Hace relativamente poco tiempo terminé la segunda temporada de Mindhunter la nueva serie que David Fincher ha preparado para Netflix (recordemos que el director de El club de la lucha era uno de los principales artífices de las primeras temporadas de House of cards). La serie me dejó noqueado con su espectacular primera temporada, y esta segunda entrega no ha sido menos.
Mindhunter trata sobre dos agentes del FBI y una doctora en psicología, Bill Tench, Holden Ford y Wendy Carr, respectivamente, que a mitad del siglo pasado comenzaron a elaborar una tipología para clasificar a los asesinos en serie, básicamente acuñando el término y dando lugar a la elaboración de bocetos psicológicos que permitían diseñar perfiles de los que por entonces aún se denominaban “asesinos múltiples”.
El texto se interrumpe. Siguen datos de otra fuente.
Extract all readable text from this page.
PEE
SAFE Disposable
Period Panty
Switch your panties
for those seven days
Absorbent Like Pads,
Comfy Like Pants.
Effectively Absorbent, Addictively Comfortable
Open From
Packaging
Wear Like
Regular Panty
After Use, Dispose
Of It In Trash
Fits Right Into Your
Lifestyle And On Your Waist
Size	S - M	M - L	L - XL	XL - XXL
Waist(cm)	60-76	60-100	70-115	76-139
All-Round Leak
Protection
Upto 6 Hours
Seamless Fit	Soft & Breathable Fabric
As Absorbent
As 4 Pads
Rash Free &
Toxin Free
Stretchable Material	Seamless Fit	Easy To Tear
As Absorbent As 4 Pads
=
La serie es fascinante: su primera temporada se centra en los esfuerzos por sacar el programa adelante, enfrentándose a aquellos escépticos que creían que la única forma de atrapar a un asesino era… atrapándolo. Mediante entrevistas con algunos de los asesinos en serie más notorios de la historia de los Estados Unidos (Ed Kemper, Son of Sam y el mismísimo Charles Manson), los tres agentes tratan de comprender las razones por las que alguien llega a convertirse un asesino, y su comportamiento antes, durante y después del crimen.
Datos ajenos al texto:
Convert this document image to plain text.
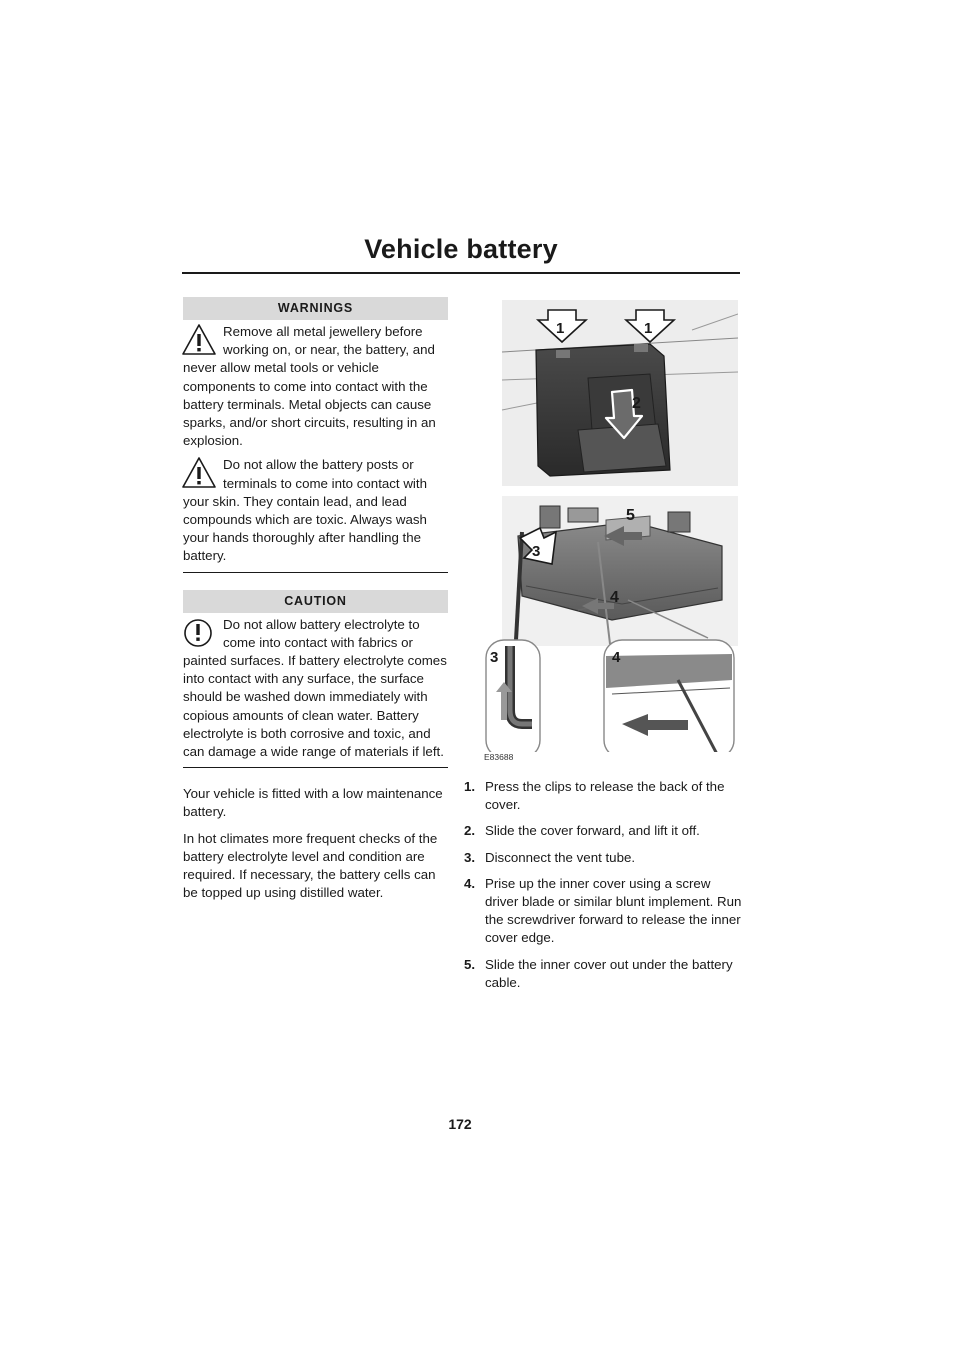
Vehicle battery
WARNINGS

Remove all metal jewellery before working on, or near, the battery, and never allow metal tools or vehicle components to come into contact with the battery terminals. Metal objects can cause sparks, and/or short circuits, resulting in an explosion.

Do not allow the battery posts or terminals to come into contact with your skin. They contain lead, and lead compounds which are toxic. Always wash your hands thoroughly after handling the battery.

CAUTION

Do not allow battery electrolyte to come into contact with fabrics or painted surfaces. If battery electrolyte comes into contact with any surface, the surface should be washed down immediately with copious amounts of clean water. Battery electrolyte is both corrosive and toxic, and can damage a wide range of materials if left.

Your vehicle is fitted with a low maintenance battery.

In hot climates more frequent checks of the battery electrolyte level and condition are required. If necessary, the battery cells can be topped up using distilled water.

1	1
2
5
3
4
3	4
E83688
1. Press the clips to release the back of the cover.
2. Slide the cover forward, and lift it off.
3. Disconnect the vent tube.
4. Prise up the inner cover using a screw driver blade or similar blunt implement. Run the screwdriver forward to release the inner cover edge.
5. Slide the inner cover out under the battery cable.
172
A su segunda temporada me enfrenté con miedo; una primera entrega tan absurdamente excelente en todos los aspectos iba a ser difícil de replicar. Sin embargo, el equipo de la serie, que cuenta en la dirección, además de con el propio Fincher con realizadores de la talla de Andrew Dominik (Mátalos Suavemente) o Carl Franklin (El demonio vestido de azul), ha sabido mantener el nivel. Y me ha hecho preguntarme si quizá Mindhunter no es demasiado buena.
Soy el primero que disfruta como nadie viendo un producto audiovisual tan impoluto como esta serie. Su calidad es incontestable en todos los aspectos, el estilo de Fincher se funde a la perfección con la historia y la dirección de Dominik y Franklin y todas las interpretaciones son espectaculares (algo que hay que agradecer a un equipo de casting que ha hecho un trabajo de caracterización escalofriante).
Sin embargo… es difícil ver la serie. Me paso el capítulo entero pensando en lo bien hecha que está, lo bien grabados que están los planos, lo medidos que están los encuadres, como cada pequeño trocito de información que nos llega de los casos y de las vidas personales de los protagonistas está diseñado para colarse en nuestros huesos y hacernos estremecer. Esto podría ser solo bueno en la mayoría de los casos, pero a veces siento que me hace ver con cierta distancia las narrativas que propone la serie.
Esta temporada hemos tenido varias subtramas para los tres protagonistas que nos han ofrecido una mirada más detallada de su psicología como individuos, y que han ayudado a poner en perspectiva sus motivaciones y relaciones con los casos que se tratan. El caso más obvio es el de Bill Tench (Holt McCallany), cuyo hijo se ve envuelto en un crimen no muy diferente de los que la unidad investiga, y para el que formar parte de la investigación de los asesinatos de niños en Atlanta es una tarea complicada. Holden Ford (Jonathan Groff) cada vez tiene más dificultades para entender a otras personas, y el nuevo jefe de la unidad lo utiliza como una herramienta; Wendy Carr (Anna Torv) tiene dificultades para aceptarse a sí misma, y no sabe cómo presentar su sexualidad en la sociedad.
La serie pone todos los elementos a nuestra disposición, pero su perfección en todos los apartados técnicos y un guion que funciona de maravilla, crean una cierta distancia; demasiado perfecta igual es una queja estúpida (y sin duda la mejor queja posible), pero me gustaría que la serie fuera algo más sucia en sus próximas entregas.